Janne konnte ihn über das Surren in seinen Ohren kaum verstehen. Sein Kopf pochte. »Jaja … wir haben ihn doch und mir geht es gut.«
Er stand auf, ignorierte das kurzzeitige Schwindelgefühl, und zog dabei sein Armband von seinem Handgelenk. »Das dürfte ausreichen, damit die beiden die nächsten Jahre hinter Gittern hocken werden.«
Ville hielt seine Hand auf und das Armband landete in seiner Handfläche. »Scheiße, du hättest ruhig etwas früher das Stichwort sagen können. Du wärst fast draufgegangen!« Jannes Mundwinkel zogen sich nach oben. »Man merkt wirklich, dass du in behüteter Umgebung in einem der reichsten Viertel Helsinkis aufgewachsen bist.
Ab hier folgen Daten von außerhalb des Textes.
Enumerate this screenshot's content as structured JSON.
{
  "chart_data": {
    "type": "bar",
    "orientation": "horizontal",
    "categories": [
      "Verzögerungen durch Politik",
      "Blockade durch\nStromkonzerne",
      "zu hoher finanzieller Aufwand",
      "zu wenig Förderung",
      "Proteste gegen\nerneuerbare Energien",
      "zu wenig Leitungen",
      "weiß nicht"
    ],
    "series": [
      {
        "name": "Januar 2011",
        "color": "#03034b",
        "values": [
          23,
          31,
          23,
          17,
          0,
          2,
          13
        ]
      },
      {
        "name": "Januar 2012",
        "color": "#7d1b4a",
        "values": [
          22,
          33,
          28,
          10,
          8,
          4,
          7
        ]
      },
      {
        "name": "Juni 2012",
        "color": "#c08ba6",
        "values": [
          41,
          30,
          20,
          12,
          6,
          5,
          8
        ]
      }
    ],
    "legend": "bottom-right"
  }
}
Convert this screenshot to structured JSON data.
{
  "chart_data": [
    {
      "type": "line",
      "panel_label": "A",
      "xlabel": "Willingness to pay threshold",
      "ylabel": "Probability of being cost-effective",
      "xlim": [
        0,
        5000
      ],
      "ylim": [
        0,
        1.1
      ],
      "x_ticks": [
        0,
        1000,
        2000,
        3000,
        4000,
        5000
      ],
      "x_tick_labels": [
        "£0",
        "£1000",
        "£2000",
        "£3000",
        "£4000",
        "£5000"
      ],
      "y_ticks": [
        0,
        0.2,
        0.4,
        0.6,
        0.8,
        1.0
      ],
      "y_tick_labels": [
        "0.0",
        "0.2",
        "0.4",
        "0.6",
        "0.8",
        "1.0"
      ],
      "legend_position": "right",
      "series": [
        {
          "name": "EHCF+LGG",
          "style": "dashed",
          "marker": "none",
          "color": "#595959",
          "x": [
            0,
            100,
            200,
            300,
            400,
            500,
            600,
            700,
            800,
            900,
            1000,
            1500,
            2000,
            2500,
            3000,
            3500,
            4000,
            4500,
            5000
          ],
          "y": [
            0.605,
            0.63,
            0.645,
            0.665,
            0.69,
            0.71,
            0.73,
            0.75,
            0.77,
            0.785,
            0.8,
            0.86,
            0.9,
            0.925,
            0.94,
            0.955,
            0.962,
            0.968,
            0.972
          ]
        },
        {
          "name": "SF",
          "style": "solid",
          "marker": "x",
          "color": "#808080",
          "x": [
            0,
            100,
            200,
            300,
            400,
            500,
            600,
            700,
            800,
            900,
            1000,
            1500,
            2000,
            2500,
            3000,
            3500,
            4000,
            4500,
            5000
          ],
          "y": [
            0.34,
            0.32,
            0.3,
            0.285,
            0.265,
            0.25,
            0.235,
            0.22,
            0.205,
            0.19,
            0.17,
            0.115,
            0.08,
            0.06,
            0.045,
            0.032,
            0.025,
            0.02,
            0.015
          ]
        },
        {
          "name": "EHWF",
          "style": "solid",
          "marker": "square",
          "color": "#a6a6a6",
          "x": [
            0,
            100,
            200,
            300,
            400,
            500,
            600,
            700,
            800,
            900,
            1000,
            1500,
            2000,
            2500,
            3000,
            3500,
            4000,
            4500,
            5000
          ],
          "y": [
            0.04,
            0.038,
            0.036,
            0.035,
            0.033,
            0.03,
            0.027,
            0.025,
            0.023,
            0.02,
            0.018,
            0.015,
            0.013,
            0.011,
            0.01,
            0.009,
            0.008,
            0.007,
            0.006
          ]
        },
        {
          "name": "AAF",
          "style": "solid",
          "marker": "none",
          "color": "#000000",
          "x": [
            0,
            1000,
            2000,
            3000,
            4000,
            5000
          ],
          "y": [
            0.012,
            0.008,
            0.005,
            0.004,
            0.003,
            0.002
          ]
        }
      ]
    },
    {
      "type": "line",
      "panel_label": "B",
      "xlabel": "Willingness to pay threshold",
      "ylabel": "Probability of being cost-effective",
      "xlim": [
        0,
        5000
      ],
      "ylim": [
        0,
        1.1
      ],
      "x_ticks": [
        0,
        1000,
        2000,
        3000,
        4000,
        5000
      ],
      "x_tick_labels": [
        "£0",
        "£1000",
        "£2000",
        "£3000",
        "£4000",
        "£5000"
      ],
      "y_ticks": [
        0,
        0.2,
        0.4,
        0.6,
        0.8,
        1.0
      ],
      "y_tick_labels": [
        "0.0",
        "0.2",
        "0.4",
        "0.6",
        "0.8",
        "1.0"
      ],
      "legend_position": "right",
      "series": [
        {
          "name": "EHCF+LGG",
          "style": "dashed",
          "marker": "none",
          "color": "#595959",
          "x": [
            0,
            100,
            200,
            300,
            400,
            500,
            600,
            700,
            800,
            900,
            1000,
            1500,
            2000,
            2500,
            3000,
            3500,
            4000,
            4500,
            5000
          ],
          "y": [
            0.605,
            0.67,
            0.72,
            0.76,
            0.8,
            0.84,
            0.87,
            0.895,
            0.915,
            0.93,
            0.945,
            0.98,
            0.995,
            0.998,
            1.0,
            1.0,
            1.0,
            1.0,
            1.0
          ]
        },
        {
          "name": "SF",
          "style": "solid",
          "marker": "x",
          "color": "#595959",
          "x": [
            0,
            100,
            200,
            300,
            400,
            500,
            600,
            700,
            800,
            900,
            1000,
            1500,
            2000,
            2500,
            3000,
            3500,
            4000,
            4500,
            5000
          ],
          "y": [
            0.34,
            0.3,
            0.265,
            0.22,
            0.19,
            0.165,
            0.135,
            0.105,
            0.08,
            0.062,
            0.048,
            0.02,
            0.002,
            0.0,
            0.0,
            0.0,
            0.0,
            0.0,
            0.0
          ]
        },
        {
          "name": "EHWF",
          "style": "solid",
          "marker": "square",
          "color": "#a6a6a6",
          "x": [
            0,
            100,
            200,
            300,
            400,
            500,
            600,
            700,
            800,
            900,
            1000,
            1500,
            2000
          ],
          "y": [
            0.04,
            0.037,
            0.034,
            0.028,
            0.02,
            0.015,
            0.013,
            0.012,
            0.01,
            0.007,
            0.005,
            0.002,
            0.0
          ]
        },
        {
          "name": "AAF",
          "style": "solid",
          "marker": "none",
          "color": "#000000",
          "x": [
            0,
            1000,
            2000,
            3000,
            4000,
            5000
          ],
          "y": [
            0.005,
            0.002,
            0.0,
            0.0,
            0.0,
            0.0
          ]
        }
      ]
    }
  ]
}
Ich habe mich doch gut geschlagen.«
Der blonde Kommissar ließ das Armband samt dem kleinen Empfänger, der kaum sichtbar am Anhänger befestigt war, vor seinen Augen baumeln. »Sieh dich im Spiegel an und sage das noch einmal«, murmelte er leise, war sich aber doch sicher, dass Janne ihn verstanden hatte.
»Ein bisschen Wasser und das Gröbste ist ab«, gab Janne Konter.